Traditionally held to be Peruvian ingredients prepared in a Japanese-influenced style, Nikkei cuisine has been shaped by Japanese migration to Peru from the late 1800s onwards. At St Clair it plays out in dishes such as salmon and passionfruit with squid-ink tostadas, served with lemongrass dashi; fresh tuna sausages; and pork chashu with smoked black bean mole. Weekend brunches will feature the likes of crab benedict with dill hollandaise, and whole stuffed seabass.
Its Instagram may be heavy on Mayfair-redolent oysters and champagne, but St Clair is far from being a style-over-substance ‘fusion’ restaurant. Head chef Jorge Baumhauer da Silva, who lectures on Peruvian and Brazilian cuisine at Leiths School of Food and Wine in west London, hails from Brazil’s Amazonian region, and has worked at Ceviche and Andina as well as serving as head chef for the Brazilian embassy in London. Joining him in the kitchen are Maria Corrêa-Monteiro and Geovany Mota.
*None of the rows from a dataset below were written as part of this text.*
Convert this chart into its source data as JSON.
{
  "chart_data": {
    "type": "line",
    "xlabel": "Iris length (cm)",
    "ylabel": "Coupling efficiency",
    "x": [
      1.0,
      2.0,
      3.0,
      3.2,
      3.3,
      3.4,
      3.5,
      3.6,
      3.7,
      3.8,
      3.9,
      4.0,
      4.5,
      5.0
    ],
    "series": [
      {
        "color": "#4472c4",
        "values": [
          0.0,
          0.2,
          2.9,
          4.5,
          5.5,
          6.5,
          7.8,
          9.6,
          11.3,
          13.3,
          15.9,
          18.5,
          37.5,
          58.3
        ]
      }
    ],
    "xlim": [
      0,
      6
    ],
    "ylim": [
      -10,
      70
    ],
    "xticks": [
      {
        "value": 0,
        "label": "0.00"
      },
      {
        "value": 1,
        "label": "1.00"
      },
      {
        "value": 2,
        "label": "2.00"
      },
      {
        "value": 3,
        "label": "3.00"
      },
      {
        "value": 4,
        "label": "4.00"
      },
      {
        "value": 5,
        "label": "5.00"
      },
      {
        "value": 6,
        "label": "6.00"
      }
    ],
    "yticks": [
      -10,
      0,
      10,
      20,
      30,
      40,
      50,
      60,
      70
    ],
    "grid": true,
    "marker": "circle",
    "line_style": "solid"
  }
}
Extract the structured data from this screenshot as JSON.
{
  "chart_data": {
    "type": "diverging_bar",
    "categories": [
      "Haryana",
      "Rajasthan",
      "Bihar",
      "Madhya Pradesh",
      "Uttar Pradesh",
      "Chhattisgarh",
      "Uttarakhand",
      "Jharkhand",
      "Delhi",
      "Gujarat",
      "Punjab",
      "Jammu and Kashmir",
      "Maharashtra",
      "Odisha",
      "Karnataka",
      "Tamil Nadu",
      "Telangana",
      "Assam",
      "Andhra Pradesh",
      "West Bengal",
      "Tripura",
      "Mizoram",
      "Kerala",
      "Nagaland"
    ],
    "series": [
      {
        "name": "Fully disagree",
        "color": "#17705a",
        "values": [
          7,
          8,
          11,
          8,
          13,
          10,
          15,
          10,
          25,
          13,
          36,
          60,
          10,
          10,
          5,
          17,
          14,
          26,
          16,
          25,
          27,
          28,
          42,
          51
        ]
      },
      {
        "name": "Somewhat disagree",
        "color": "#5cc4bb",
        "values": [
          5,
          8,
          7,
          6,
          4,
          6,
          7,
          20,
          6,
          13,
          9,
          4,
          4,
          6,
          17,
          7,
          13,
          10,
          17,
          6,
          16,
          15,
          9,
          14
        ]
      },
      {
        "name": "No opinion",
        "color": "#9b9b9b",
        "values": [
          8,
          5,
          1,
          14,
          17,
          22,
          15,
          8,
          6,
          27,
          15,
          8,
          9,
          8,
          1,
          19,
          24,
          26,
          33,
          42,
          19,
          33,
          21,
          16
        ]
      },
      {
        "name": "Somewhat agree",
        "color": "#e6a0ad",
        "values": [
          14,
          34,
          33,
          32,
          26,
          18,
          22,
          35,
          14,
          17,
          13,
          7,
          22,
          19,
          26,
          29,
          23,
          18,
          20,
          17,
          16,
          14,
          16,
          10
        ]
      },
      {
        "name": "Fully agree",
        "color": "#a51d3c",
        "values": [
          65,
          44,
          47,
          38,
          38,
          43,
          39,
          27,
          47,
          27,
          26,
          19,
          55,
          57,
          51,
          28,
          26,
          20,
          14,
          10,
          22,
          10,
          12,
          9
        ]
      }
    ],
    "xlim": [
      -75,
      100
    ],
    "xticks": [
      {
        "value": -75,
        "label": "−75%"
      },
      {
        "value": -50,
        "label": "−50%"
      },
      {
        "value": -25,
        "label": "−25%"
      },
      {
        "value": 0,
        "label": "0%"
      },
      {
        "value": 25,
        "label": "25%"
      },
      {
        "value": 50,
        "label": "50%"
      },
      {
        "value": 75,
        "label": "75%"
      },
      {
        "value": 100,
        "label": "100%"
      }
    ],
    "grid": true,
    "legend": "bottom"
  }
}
Meanwhile, poke bowls are available to take away at lunchtime, and an in-house fish ‘boutique’ has fresh octopus, scallops, swordfish and whole seabass to go, priced per kilo. It’s early days still, but this is certainly one to watch: in a part of the city that’s not short on great places to eat but still struggling to shrug off its athleisurewear-and-avo-toast reputation, St Clair’s arrival represents a genuinely interesting development.